No son nada despreciables desde este punto de vista sus últimas novelas, menos experimentales, ciertamente, pero en las que se conserva la decisión primigenia de cómo ofrecer la historia de una manera si no original al menos poco común. En El sueño del celta, se nos narra la espera y vicisitudes de la condena a muerte de Roger Casement por espiar al imperio británico mientras leemos intercaladas las peripecias de su vida en el Congo y en la Amazonia, con las crueldades de la colonización belga y de las empresas británicas respectivamente, una biografía novelada en la que recrea con imaginación sentimental a un personaje real, quizá con alguna que otra situación inventada.

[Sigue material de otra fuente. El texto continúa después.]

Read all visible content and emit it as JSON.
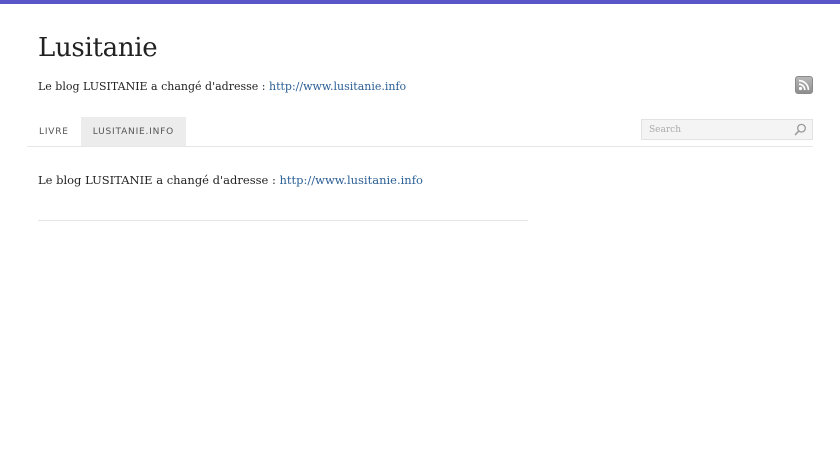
{
  "site": {
    "title": "Lusitanie",
    "tagline_text": "Le blog LUSITANIE a changé d'adresse : ",
    "tagline_link": "http://www.lusitanie.info"
  },
  "nav": {
    "items": [
      {
        "label": "LIVRE"
      },
      {
        "label": "LUSITANIE.INFO"
      }
    ]
  },
  "search": {
    "placeholder": "Search"
  },
  "post": {
    "text": "Le blog LUSITANIE a changé d'adresse : ",
    "link": "http://www.lusitanie.info"
  },
  "icons": {
    "rss": "rss-feed-icon",
    "search": "magnifier-icon"
  },
  "colors": {
    "top_bar": "#5a56c8",
    "link": "#2b5f95",
    "active_tab": "#ececec"
  }
}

Esta disposición de la estructura en dos niveles no es una técnica que no hayamos visto ya en otras ocasiones pero demuestra una vez más su preocupación por la trama como un elemento esencial para crear interés y dar intensidad a la historia. De El héroe discreto me sorprendió lo entretenida que me pareció, a pesar de la dificultad de meter juntos a varios personajes antiguos suyos como Don Rigoberto, Lituma o la Chunga, como si consiguiera encapsular un mundo propio creado durante décadas en dos historias intercaladas. No menos atractiva desde el punto de vista de las historias que se cruzan, y del ritmo y tensión dramática que consigue gracias a sus estructuras, es también Tiempos recios, otra buena novela política, esta vez sobre la ignorante y torpe intervención norteamericana en la política de Guatemala en la década de los 50, conectada también con personajes que salían en la República Dominicana de La fiesta del Chivo.